Pointless Nostalgia: Peters And Lee

November 4, 2008

plopenneck“Welcome Home…”

Such a sweet song and yet, for some bizarre reason, it haunts me in a way that makes me shudder.  It was one of those songs that soundtracked a part of my very young childhood and not necessarily the bits I want to remember.  Lennie Peters and Dianne Lee couldn’t have happened in any other era than the early 1970s.  They were ridiculously naff.  How naff?  They were like K-Tel, Polyvelt shoes, Ronco and Blue Nun wine rolled into one.  With Old Spice and Brut splashed all over it.  They came to prominence on Hughie Green’s conveyor belt of naffness, Opportunity Knocks in 1973.  Having won seven or eight shows on the trot it was inevitable that a record deal would follow and Welcome Home did indeed hit No1 in May 1973.  For a good chunk of my childhood, they were on every TV chat show, game show and variety show – they even had their own short-lived variety show, just as they were about to sink into end-of-pier obscurity.  All we really have left is this warm, gorgonzola-scented glow of Welcome Home on Top Of The Pops to remind us what they once were.

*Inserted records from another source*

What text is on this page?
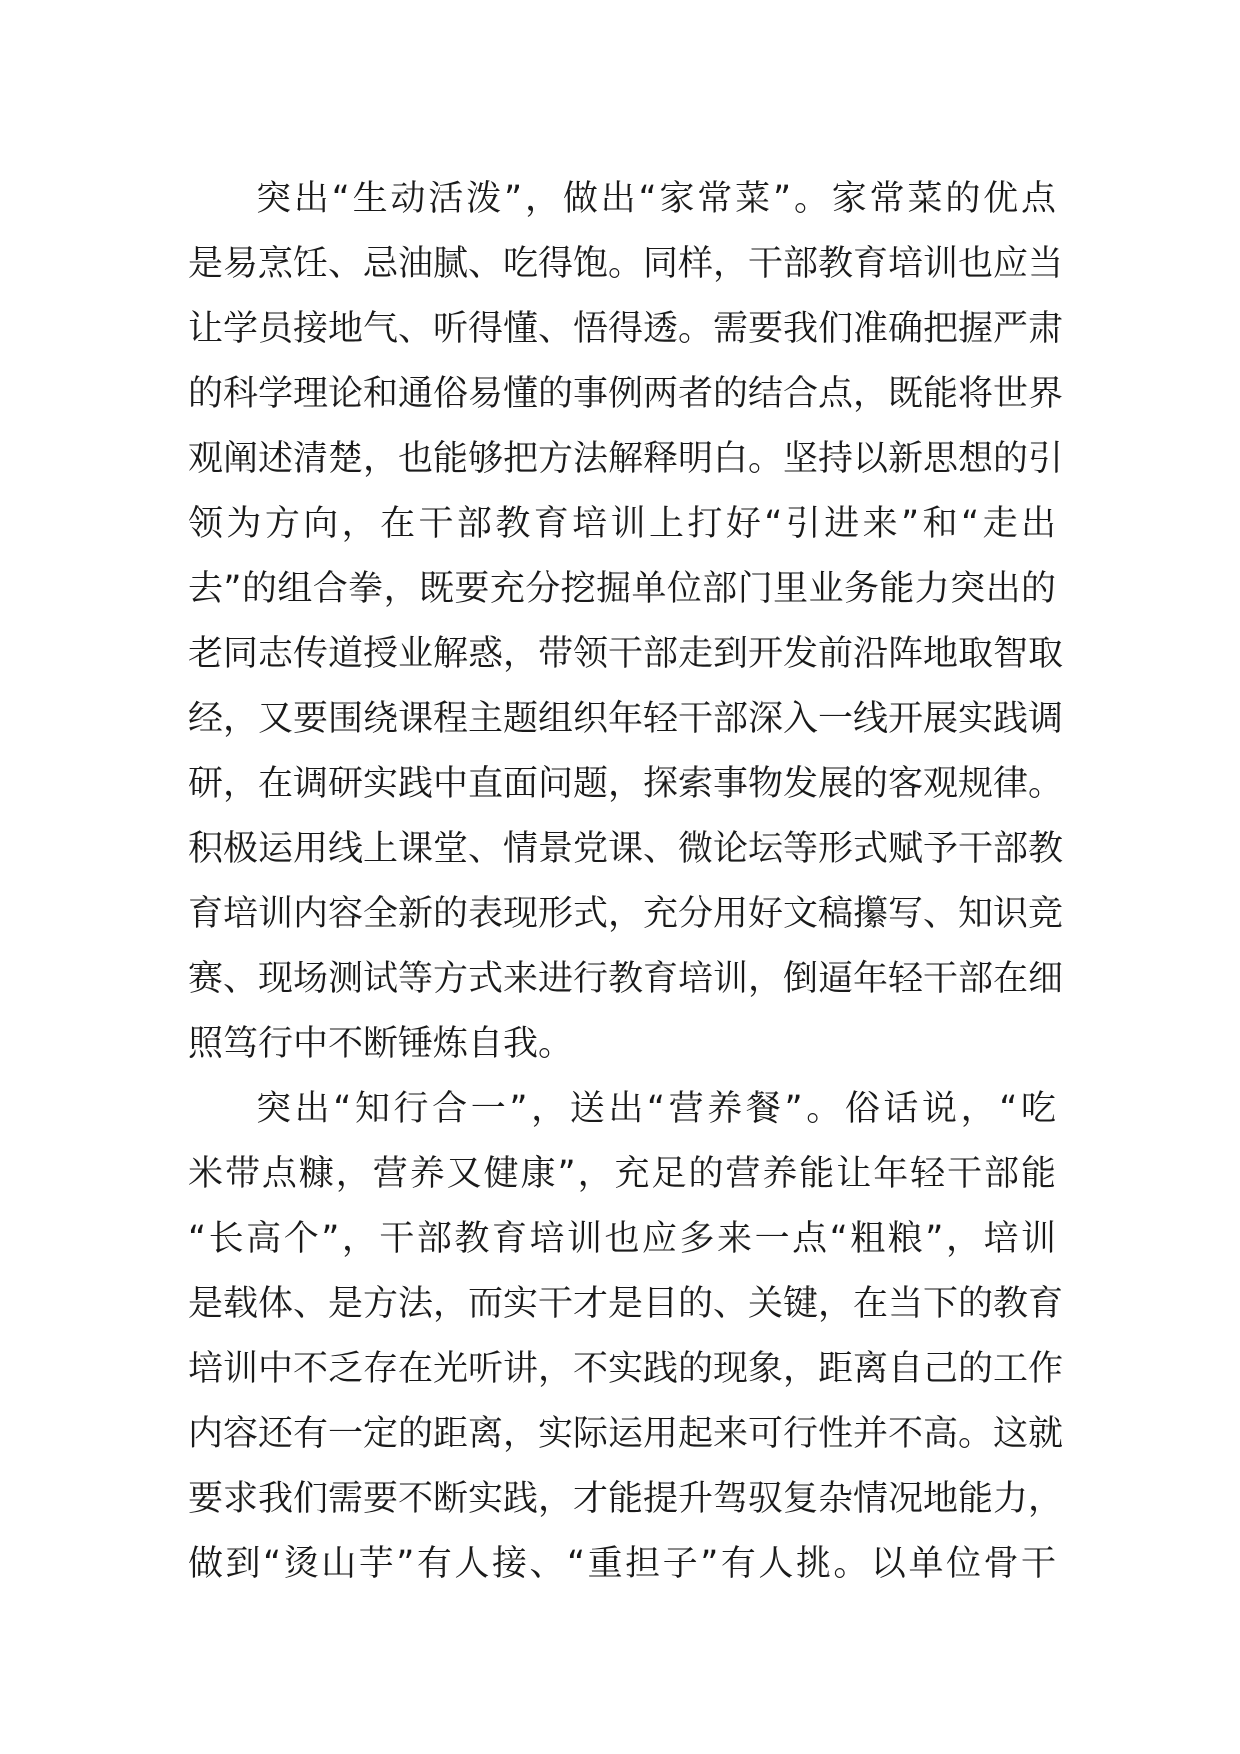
突出“生动活泼”，做出“家常菜”。家常菜的优点
是易烹饪、忌油腻、吃得饱。同样，干部教育培训也应当
让学员接地气、听得懂、悟得透。需要我们准确把握严肃
的科学理论和通俗易懂的事例两者的结合点，既能将世界
观阐述清楚，也能够把方法解释明白。坚持以新思想的引
领为方向，在干部教育培训上打好“引进来”和“走出
去”的组合拳，既要充分挖掘单位部门里业务能力突出的
老同志传道授业解惑，带领干部走到开发前沿阵地取智取
经，又要围绕课程主题组织年轻干部深入一线开展实践调
研，在调研实践中直面问题，探索事物发展的客观规律。
积极运用线上课堂、情景党课、微论坛等形式赋予干部教
育培训内容全新的表现形式，充分用好文稿攥写、知识竞
赛、现场测试等方式来进行教育培训，倒逼年轻干部在细
照笃行中不断锤炼自我。
突出“知行合一”，送出“营养餐”。俗话说，“吃
米带点糠，营养又健康”，充足的营养能让年轻干部能
“长高个”，干部教育培训也应多来一点“粗粮”，培训
是载体、是方法，而实干才是目的、关键，在当下的教育
培训中不乏存在光听讲，不实践的现象，距离自己的工作
内容还有一定的距离，实际运用起来可行性并不高。这就
要求我们需要不断实践，才能提升驾驭复杂情况地能力，
做到“烫山芋”有人接、“重担子”有人挑。以单位骨干
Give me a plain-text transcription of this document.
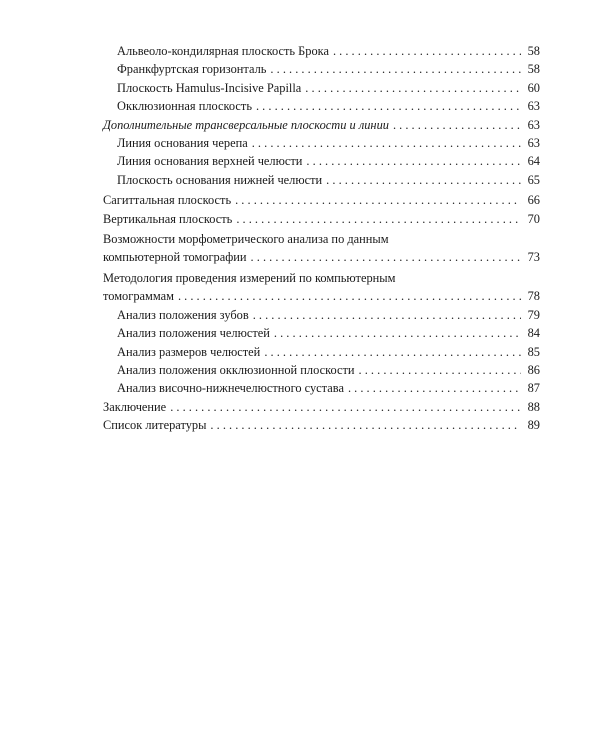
Альвеоло-кондилярная плоскость Брока . . .	58
Франкфуртская горизонталь . . .	58
Плоскость Hamulus-Incisive Papilla . . .	60
Окклюзионная плоскость . . .	63
Дополнительные трансверсальные плоскости и линии . . .	63
Линия основания черепа . . .	63
Линия основания верхней челюсти . . .	64
Плоскость основания нижней челюсти . . .	65
Сагиттальная плоскость . . .	66
Вертикальная плоскость . . .	70
Возможности морфометрического анализа по данным
компьютерной томографии . . .	73
Методология проведения измерений по компьютерным
томограммам . . .	78
Анализ положения зубов . . .	79
Анализ положения челюстей . . .	84
Анализ размеров челюстей . . .	85
Анализ положения окклюзионной плоскости . . .	86
Анализ височно-нижнечелюстного сустава . . .	87
Заключение . . .	88
Список литературы . . .	89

It’s not an awful song, and it really ought to remind me of cosy winter adverts for the South of Scotland Electricity Board or Cadbury’s Drinking Chocolate – but it just doesn’t.  It only takes me back to endless, cold, bleak, wet winters.  Sometimes, you just get nostalgic for having to wear uncomfortable raincoats and wellies, for getting bored in the space between playgroup ending and dinner time, and for wondering why women were ever suckers for Lennie Peters’s voice – never mind why my dad always described Dianne Lee as “a crumpet”.

What was the rest of Peters And Lee’s musical catalogue like?  Litres of pee, sadly.